Author's Commentary: In 2016, I journeyed to Italy with my husband, not only to see relatives but also to do some "touristy" things in anticipation of our fortieth wedding anniversary this year. We stayed in attic apartments and run-down B&B's, as we have done for many years in the various countries in which we have family. This poem was written in anticipation of that visit, with play of space and time in the poem a metaphor for the long but fleeting years of our relationship.

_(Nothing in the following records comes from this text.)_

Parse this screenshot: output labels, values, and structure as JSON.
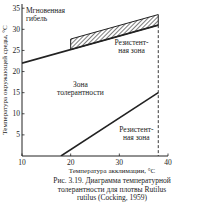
{
  "chart_data": {
    "type": "line",
    "x_label": "Температура акклимации, °C",
    "y_label": "Температура окружающей среды, °C",
    "xlim": [
      10,
      40
    ],
    "xticks": [
      10,
      20,
      30,
      40
    ],
    "ylim": [
      0,
      36
    ],
    "yticks": [
      5,
      10,
      15,
      20,
      25,
      30,
      35
    ],
    "grid": false,
    "series": [
      {
        "x": [
          10,
          38
        ],
        "values": [
          22,
          31
        ],
        "color": "#222222",
        "line_style": "solid"
      },
      {
        "type": "area",
        "x": [
          20,
          38
        ],
        "values": [
          27.7,
          33.5
        ],
        "lower": [
          25.2,
          31
        ],
        "color": "#222222",
        "line_style": "hatched"
      },
      {
        "x": [
          18,
          38
        ],
        "values": [
          0,
          15
        ],
        "color": "#222222",
        "line_style": "solid"
      },
      {
        "x": [
          38,
          38
        ],
        "values": [
          31,
          0
        ],
        "color": "#222222",
        "line_style": "dashed"
      }
    ],
    "annotations": [
      {
        "lines": [
          "Мгновенная",
          "гибель"
        ],
        "x": 10.8,
        "y": 34.6,
        "anchor": "start"
      },
      {
        "lines": [
          "Резистент-",
          "ная зона"
        ],
        "x": 32.5,
        "y": 27,
        "anchor": "middle"
      },
      {
        "lines": [
          "Зона",
          "толерантности"
        ],
        "x": 22,
        "y": 17,
        "anchor": "middle"
      },
      {
        "lines": [
          "Резистент-",
          "ная зона"
        ],
        "x": 33.5,
        "y": 6.5,
        "anchor": "middle"
      }
    ],
    "caption": [
      "Рис. 3.19. Диаграмма температурной",
      "толерантности для плотвы Rutilus",
      "rutilus (Cocking, 1959)"
    ]
  }
}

Donna Pucciani has published poetry on four continents in such diverse journals as Poetry Salzburg, Istanbul Literary Review, Shi Chao Poetry, The Christian Century, Acumen and Gradiva. Her work has been translated into Italian, Chinese, Japanese and German. In addition to five Pushcart nominations, she has won awards from the Illinois Arts Council and The National Federation of State Poetry Societies, among others. Her seventh and most recent collection of poems is Edges (Purple Flag Press, Virtual Artists Collective, Chicago, 2016).